Prodigy overcame both his childhood ailments and his troubled family to become a successful recording artist alongside fellow Queensbridge Housing comrade Havoc (Kejuan Machita). Their first taste of mainstream success was a mention in the “Unsigned Hype” column of The Source, though at the time they went by the name Poetical Prophets. A name change to Mobb Deep preceded their first album “Juvenile Hell,” which made some minor noise off the strength of the single “Peer Pressure.” However it wasn’t until a few years later when they got a little older and their voices dropped a little lower that their legacy was truly established on “The Infamous,” an album now lyrically and musically regarded as an all-time East coast rap classic. “Shook Ones (Pt. II)” became an anthem.

In a career spanning three decades, Mobb Deep would go on to release one platinum and three gold albums, with an estimated six million+ records sold combined.

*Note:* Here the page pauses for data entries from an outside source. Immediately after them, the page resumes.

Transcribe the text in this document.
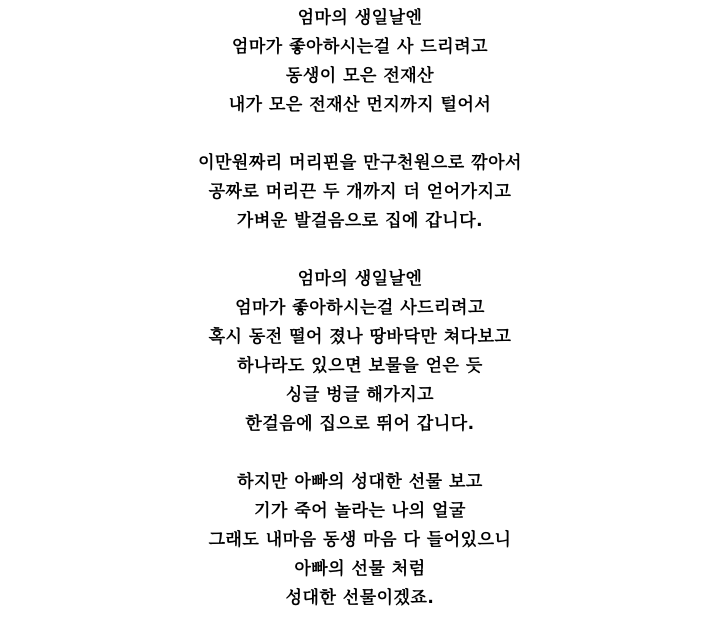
엄마의 생일날엔
엄마가 좋아하시는걸 사 드리려고
동생이 모은 전재산
내가 모은 전재산 먼지까지 털어서
이만원짜리 머리핀을 만구천원으로 깎아서
공짜로 머리끈 두 개까지 더 얻어가지고
가벼운 발걸음으로 집에 갑니다.
엄마의 생일날엔
엄마가 좋아하시는걸 사드리려고
혹시 동전 떨어 졌나 땅바닥만 쳐다보고
하나라도 있으면 보물을 얻은 듯
싱글 벙글 해가지고
한걸음에 집으로 뛰어 갑니다.
하지만 아빠의 성대한 선물 보고
기가 죽어 놀라는 나의 얼굴
그래도 내마음 동생 마음 다 들어있으니
아빠의 선물 처럼
성대한 선물이겠죠.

Prodigy also had a successful career as a solo artist, including the gold selling “H.N.I.C.” in 2000. Unfortunately some of Prodigy’s most potentially productive years were taken away after his arrest in October 2006 for illegal possession of a firearm, and subsequent plea agreement almost a year later, causing him to the next spend 3.5 years in prison. Prodigy wrote his autobiography while behind bars, and after a brief feud with Havoc, the two reconciled and returned to touring together as noted above.

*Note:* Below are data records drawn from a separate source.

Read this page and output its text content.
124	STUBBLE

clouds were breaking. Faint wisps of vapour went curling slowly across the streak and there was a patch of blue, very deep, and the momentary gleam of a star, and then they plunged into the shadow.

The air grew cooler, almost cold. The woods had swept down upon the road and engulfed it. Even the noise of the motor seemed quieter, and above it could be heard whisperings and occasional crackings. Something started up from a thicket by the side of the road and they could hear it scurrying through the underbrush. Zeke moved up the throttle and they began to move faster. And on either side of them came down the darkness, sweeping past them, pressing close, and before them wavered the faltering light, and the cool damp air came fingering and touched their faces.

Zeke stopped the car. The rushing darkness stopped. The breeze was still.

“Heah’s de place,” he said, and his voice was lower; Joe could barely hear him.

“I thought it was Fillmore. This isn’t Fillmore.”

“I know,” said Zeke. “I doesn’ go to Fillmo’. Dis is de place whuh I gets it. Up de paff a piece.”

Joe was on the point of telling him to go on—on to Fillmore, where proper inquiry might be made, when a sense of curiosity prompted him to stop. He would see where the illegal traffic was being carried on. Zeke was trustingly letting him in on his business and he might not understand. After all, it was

There are too many notable records Prodigy made, and too many aptly “infamous” moments in his life to list them all here, though many heads will recall Mobb Deep’s participation in the East coast/West coast feud of the 90’s, and the unforgettable diss from Tupac Shakur where he warned Prodigy that “one of you n—az got sickle cell or something (and) you f–k around with me and (you’ll) catch a seizure or heart-attack” on the song “Hit ‘Em Up.”Despite that dire prediction Prodigy had another two decades as a man and an artist before the grim reaper finally caught up to him. Our condolences to his family, his friends, and millions of fans worldwide.

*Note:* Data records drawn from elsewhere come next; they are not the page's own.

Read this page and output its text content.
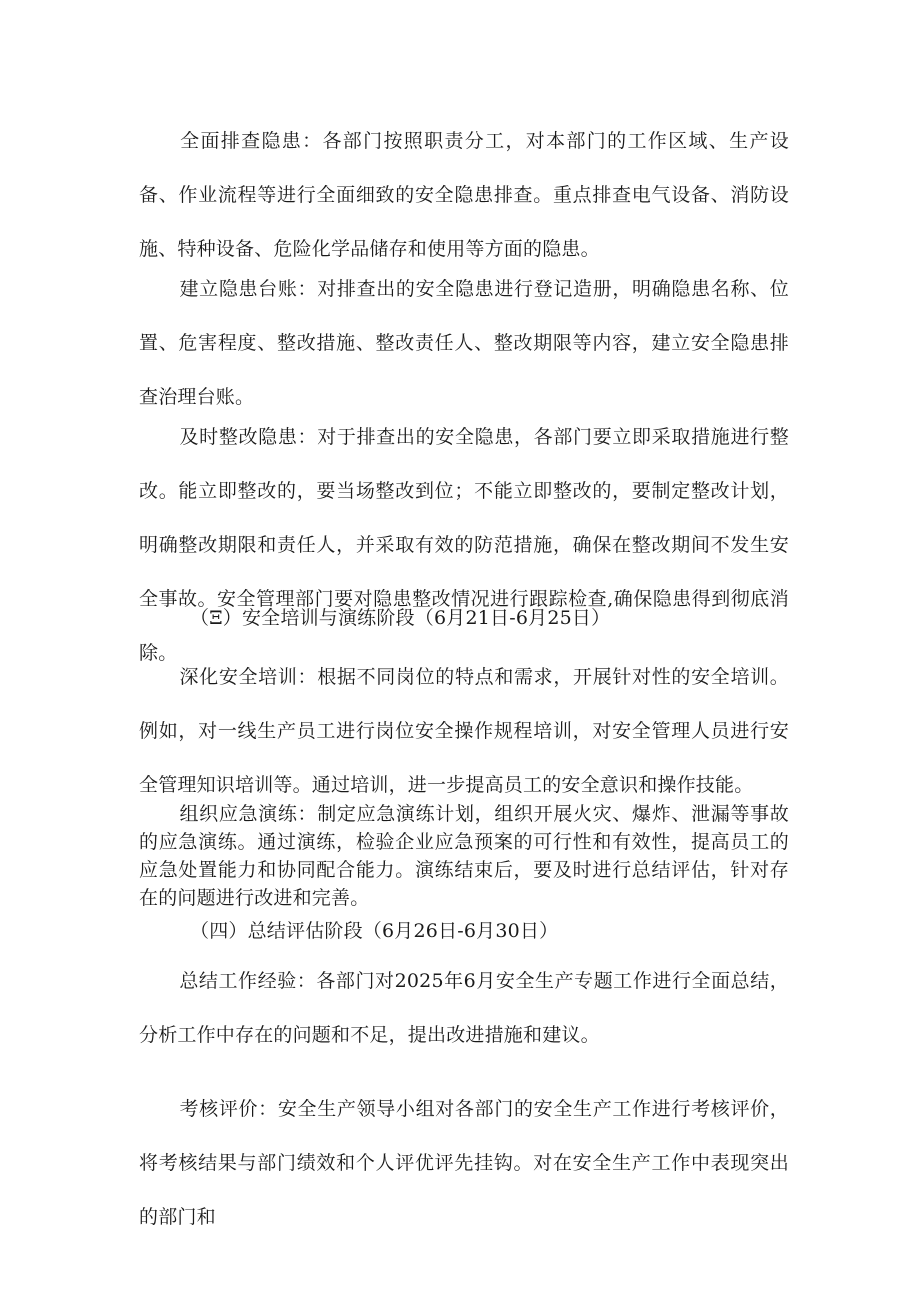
全面排查隐患：各部门按照职责分工，对本部门的工作区域、生产设备、作业流程等进行全面细致的安全隐患排查。重点排查电气设备、消防设施、特种设备、危险化学品储存和使用等方面的隐患。

建立隐患台账：对排查出的安全隐患进行登记造册，明确隐患名称、位置、危害程度、整改措施、整改责任人、整改期限等内容，建立安全隐患排查治理台账。

及时整改隐患：对于排查出的安全隐患，各部门要立即采取措施进行整改。能立即整改的，要当场整改到位；不能立即整改的，要制定整改计划，明确整改期限和责任人，并采取有效的防范措施，确保在整改期间不发生安全事故。安全管理部门要对隐患整改情况进行跟踪检查,确保隐患得到彻底消除。

（Ξ）安全培训与演练阶段（6月21日-6月25日）

深化安全培训：根据不同岗位的特点和需求，开展针对性的安全培训。例如，对一线生产员工进行岗位安全操作规程培训，对安全管理人员进行安全管理知识培训等。通过培训，进一步提高员工的安全意识和操作技能。

组织应急演练：制定应急演练计划，组织开展火灾、爆炸、泄漏等事故的应急演练。通过演练，检验企业应急预案的可行性和有效性，提高员工的应急处置能力和协同配合能力。演练结束后，要及时进行总结评估，针对存在的问题进行改进和完善。

（四）总结评估阶段（6月26日-6月30日）

总结工作经验：各部门对2025年6月安全生产专题工作进行全面总结，分析工作中存在的问题和不足，提出改进措施和建议。

考核评价：安全生产领导小组对各部门的安全生产工作进行考核评价，将考核结果与部门绩效和个人评优评先挂钩。对在安全生产工作中表现突出的部门和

A statement from Prodigy’s publicist: “It is with extreme sadness and disbelief that we confirm the death of our dear friend Albert Johnson, better known to millions of fans as Prodigy of legendary NY rap duo Mobb Deep. Prodigy was hospitalized a few days ago in Vegas after a Mobb Deep performance for complications caused by a sickle cell anemia crisis. As most of his fans know, Prodigy battled the disease since birth. The exact causes of death have yet to be determined. We would like to thank everyone for respecting the family’s privacy at this time.”